Sustainable construction has emerged as a critical pathway for addressing environmental degradation in developing nations experiencing rapid urbanisation, housing deficits, and resource constraints. This paper presents a narrative integrative review and conceptual synthesis of sustainable construction practices and language mediation as complementary drivers of environmental sustainability. Drawing exclusively on a literature-based review of 45 peer-reviewed journal articles published between 2013 and 2025, the study synthesises scholarship from architecture, construction studies, linguistics, and environmental communication. The review examines low-carbon construction materials, climate-responsive design strategies, and language-based processes, such as framing, discourse, and multimodal communication, that shape public perception, policy legitimacy, and social acceptance.
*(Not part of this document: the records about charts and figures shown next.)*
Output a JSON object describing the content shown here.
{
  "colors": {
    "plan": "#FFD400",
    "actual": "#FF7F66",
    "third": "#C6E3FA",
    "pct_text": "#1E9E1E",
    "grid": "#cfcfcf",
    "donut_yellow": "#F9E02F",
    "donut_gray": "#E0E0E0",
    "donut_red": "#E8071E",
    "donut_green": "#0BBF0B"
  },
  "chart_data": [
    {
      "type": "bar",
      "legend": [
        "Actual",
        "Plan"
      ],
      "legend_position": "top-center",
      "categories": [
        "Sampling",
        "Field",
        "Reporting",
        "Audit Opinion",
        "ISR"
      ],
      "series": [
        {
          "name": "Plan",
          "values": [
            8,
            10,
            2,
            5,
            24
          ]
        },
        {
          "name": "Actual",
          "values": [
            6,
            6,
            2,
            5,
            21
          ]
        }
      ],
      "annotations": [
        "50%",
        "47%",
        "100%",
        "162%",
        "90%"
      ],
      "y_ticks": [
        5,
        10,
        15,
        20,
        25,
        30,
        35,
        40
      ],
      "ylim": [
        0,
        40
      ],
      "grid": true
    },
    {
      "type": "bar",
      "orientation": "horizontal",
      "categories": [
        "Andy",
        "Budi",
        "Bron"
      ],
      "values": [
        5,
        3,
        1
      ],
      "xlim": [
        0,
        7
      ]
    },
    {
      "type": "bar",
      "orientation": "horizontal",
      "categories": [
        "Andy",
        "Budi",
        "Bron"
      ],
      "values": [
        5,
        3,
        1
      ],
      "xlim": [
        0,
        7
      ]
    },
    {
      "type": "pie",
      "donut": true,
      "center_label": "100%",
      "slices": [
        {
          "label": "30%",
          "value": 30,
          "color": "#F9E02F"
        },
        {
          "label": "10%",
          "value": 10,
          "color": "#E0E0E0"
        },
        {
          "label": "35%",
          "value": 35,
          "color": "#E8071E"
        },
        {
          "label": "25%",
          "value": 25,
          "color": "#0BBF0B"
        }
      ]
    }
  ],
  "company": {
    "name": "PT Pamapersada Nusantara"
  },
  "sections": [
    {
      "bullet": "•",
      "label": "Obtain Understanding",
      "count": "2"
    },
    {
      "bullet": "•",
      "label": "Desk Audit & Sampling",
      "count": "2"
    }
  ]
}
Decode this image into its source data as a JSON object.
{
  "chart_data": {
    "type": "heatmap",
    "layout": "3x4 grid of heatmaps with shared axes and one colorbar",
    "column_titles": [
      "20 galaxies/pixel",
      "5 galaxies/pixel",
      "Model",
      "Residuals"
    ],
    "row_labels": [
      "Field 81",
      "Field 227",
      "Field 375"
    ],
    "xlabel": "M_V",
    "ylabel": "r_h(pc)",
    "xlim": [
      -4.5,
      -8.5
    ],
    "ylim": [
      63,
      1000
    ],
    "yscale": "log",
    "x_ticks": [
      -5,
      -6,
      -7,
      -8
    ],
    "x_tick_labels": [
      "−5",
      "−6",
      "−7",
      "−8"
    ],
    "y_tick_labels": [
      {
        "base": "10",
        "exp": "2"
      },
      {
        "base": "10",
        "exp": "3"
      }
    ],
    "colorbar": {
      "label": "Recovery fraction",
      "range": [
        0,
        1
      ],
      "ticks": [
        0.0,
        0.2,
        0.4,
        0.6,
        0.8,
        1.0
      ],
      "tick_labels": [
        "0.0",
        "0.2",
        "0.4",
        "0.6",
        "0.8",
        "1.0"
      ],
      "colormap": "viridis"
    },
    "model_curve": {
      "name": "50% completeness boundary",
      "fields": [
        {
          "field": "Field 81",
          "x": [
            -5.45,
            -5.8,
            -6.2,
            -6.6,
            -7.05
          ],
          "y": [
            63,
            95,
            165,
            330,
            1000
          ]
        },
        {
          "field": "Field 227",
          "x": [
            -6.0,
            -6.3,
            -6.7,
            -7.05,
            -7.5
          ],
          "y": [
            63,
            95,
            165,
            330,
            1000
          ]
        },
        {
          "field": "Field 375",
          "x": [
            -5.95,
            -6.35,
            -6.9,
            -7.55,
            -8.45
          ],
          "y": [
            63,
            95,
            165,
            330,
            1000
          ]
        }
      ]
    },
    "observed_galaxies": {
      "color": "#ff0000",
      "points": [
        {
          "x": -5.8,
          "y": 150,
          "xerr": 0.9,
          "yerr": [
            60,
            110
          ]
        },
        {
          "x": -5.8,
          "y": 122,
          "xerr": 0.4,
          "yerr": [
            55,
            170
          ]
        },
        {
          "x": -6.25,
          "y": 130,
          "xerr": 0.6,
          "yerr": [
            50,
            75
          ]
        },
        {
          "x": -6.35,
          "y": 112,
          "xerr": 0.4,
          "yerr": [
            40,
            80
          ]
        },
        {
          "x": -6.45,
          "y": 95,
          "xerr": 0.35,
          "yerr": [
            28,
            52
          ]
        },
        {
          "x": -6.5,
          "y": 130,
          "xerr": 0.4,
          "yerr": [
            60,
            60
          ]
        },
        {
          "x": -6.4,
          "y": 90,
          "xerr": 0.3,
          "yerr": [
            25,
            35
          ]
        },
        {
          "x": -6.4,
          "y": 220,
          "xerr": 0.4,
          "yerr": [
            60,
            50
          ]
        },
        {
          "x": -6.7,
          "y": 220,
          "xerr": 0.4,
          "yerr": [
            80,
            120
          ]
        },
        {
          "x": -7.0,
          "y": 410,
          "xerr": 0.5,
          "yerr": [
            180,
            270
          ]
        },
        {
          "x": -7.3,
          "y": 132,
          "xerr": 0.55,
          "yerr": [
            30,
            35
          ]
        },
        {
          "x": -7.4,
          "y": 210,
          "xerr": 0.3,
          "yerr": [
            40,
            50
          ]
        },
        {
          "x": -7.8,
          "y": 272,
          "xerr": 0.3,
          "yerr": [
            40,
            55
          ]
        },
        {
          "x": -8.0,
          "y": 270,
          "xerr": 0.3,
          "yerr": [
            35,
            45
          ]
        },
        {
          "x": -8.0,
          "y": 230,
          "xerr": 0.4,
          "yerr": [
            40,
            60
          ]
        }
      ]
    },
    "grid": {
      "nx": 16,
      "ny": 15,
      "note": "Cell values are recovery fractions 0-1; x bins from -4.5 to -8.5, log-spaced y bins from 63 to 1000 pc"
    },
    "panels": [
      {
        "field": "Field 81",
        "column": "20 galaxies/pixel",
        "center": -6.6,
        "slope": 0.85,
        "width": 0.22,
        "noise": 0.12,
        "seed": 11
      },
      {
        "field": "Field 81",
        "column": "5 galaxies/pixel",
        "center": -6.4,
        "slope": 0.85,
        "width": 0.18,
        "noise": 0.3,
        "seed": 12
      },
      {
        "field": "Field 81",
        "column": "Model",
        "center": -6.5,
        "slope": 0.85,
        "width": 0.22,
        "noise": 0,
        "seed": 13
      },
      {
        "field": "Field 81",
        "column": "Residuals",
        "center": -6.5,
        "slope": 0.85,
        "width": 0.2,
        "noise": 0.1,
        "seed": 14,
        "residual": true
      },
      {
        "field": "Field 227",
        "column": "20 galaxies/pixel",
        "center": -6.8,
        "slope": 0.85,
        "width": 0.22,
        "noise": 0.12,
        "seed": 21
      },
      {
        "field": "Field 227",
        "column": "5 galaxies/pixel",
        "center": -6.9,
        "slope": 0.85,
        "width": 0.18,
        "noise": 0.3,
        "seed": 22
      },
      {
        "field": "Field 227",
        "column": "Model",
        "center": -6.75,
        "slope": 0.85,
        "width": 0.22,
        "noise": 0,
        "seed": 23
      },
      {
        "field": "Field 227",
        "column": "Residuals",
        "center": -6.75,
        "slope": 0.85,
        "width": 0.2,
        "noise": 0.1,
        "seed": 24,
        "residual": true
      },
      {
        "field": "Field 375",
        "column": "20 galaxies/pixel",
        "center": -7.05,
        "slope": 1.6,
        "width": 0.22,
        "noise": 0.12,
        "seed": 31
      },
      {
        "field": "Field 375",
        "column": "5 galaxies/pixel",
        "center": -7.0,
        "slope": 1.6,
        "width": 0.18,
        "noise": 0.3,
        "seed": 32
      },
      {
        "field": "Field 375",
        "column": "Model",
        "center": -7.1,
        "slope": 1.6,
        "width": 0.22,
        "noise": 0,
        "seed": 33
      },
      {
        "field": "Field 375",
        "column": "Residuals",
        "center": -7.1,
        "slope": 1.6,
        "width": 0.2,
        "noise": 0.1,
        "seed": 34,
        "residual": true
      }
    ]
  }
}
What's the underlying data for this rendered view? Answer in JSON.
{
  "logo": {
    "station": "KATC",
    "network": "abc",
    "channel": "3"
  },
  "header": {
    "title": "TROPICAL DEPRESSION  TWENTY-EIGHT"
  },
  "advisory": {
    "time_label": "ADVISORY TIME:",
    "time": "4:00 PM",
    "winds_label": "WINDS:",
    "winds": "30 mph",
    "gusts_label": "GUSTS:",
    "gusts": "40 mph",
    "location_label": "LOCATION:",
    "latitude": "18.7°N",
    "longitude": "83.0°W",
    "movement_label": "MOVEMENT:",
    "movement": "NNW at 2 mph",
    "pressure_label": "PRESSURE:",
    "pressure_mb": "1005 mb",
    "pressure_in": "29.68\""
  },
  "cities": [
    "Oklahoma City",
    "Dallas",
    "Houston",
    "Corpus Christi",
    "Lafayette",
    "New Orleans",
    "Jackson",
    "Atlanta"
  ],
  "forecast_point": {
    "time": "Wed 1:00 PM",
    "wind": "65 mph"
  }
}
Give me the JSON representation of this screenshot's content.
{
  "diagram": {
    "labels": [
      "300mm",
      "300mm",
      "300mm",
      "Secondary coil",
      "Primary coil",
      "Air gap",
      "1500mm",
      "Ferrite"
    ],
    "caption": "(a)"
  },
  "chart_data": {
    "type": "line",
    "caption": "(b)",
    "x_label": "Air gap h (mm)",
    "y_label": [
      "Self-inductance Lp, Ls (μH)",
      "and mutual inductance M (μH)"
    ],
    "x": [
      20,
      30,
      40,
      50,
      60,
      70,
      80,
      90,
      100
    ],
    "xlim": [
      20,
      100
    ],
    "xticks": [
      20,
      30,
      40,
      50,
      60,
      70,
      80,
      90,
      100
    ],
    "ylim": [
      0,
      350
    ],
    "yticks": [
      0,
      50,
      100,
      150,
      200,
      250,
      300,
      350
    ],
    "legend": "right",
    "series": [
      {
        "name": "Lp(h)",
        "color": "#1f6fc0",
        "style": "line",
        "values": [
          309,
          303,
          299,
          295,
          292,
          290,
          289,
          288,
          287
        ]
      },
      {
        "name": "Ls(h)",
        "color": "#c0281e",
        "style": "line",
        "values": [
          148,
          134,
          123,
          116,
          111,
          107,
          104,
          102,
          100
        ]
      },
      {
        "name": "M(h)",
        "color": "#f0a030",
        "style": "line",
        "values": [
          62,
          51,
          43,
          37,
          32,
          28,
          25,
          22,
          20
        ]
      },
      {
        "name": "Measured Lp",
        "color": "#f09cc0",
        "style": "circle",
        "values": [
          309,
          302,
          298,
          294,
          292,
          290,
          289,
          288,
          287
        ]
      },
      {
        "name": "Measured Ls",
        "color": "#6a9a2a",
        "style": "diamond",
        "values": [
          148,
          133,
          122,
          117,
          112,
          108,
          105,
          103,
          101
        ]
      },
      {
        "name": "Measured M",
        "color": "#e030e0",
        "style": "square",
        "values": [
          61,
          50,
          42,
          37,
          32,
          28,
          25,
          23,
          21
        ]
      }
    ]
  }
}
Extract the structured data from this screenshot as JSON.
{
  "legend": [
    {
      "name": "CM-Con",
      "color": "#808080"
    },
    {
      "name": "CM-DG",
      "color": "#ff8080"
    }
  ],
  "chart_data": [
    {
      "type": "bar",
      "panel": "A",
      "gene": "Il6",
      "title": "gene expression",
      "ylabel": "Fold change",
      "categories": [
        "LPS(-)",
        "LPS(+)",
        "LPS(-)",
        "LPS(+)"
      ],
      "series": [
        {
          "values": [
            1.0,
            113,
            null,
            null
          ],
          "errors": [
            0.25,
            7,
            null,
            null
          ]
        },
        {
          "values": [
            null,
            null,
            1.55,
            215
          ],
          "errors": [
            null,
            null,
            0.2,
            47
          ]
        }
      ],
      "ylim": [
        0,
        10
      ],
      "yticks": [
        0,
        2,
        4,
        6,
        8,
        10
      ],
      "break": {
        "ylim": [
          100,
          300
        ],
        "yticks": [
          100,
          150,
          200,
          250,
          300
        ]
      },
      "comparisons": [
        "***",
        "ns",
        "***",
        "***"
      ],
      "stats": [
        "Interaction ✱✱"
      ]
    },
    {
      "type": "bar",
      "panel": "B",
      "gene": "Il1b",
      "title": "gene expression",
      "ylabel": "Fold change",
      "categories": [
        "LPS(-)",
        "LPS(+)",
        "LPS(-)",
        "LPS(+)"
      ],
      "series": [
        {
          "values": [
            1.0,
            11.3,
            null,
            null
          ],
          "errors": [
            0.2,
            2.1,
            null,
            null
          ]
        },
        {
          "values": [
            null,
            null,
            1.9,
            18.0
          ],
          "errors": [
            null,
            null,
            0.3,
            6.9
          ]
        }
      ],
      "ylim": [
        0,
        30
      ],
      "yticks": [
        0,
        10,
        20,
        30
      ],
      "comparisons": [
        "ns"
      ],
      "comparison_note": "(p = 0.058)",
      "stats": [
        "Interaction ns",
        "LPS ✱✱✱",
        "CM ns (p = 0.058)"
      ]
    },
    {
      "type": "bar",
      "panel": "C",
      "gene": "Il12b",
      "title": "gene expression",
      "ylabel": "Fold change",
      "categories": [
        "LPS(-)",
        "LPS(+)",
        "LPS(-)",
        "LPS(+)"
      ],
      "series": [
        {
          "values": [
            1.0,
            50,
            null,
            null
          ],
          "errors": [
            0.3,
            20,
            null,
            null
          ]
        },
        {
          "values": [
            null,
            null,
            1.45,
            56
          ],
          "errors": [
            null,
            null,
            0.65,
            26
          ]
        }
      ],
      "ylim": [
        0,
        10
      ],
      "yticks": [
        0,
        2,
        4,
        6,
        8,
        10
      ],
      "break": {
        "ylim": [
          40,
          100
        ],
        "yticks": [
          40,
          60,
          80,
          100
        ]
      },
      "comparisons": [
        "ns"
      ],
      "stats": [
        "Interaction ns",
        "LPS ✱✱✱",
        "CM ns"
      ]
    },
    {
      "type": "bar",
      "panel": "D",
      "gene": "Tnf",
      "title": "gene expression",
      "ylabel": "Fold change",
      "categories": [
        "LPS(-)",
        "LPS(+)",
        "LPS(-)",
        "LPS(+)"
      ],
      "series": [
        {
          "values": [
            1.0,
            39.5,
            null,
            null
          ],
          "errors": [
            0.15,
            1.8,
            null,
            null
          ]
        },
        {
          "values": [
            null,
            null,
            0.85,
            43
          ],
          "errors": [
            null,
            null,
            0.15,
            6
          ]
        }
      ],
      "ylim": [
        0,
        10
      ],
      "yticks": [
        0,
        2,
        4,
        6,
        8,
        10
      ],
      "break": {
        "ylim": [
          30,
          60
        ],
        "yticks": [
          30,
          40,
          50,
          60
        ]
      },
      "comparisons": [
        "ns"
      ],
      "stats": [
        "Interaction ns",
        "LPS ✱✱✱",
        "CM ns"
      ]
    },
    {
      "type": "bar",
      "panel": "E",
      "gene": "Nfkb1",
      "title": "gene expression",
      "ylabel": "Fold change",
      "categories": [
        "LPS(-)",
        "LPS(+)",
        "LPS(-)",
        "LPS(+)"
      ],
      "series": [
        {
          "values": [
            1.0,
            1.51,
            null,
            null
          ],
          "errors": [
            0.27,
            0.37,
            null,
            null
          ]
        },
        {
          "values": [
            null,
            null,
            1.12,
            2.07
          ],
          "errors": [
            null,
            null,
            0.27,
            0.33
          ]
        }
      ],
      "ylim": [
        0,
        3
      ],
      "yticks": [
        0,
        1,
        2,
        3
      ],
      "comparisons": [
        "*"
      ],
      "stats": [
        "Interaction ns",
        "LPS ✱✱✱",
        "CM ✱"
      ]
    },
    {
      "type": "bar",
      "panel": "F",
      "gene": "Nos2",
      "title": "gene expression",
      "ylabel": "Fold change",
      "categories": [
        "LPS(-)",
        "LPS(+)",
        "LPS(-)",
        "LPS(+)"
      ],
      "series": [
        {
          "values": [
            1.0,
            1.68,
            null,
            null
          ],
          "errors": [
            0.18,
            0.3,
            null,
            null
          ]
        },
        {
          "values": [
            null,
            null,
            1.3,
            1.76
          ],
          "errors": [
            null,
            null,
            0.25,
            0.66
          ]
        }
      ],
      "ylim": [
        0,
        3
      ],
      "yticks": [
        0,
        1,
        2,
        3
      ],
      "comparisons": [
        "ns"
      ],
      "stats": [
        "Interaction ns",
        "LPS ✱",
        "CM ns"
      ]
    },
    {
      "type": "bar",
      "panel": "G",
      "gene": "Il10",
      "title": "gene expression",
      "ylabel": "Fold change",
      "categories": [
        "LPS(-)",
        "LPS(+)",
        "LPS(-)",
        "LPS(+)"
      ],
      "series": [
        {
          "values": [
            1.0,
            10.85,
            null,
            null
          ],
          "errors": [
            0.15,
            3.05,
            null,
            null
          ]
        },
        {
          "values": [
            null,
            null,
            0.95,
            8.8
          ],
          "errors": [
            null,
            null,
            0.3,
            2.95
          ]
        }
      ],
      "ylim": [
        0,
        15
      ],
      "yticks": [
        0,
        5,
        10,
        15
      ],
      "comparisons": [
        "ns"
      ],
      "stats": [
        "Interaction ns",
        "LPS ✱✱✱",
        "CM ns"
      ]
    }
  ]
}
The synthesis reveals that while eco-friendly materials such as stabilised earth blocks, bamboo, and agro-waste composites offer substantial environmental and economic benefits, their adoption is strongly mediated by linguistic framing and communicative practices. The paper contributes conceptually by demonstrating that sustainable construction operates as a socio-technical process in which technical performance and language mediation are mutually reinforcing. By positioning architects and linguists as collaborative agents, the study advances an interdisciplinary framework for promoting environmentally sustainable and socially accepted development in developing nations.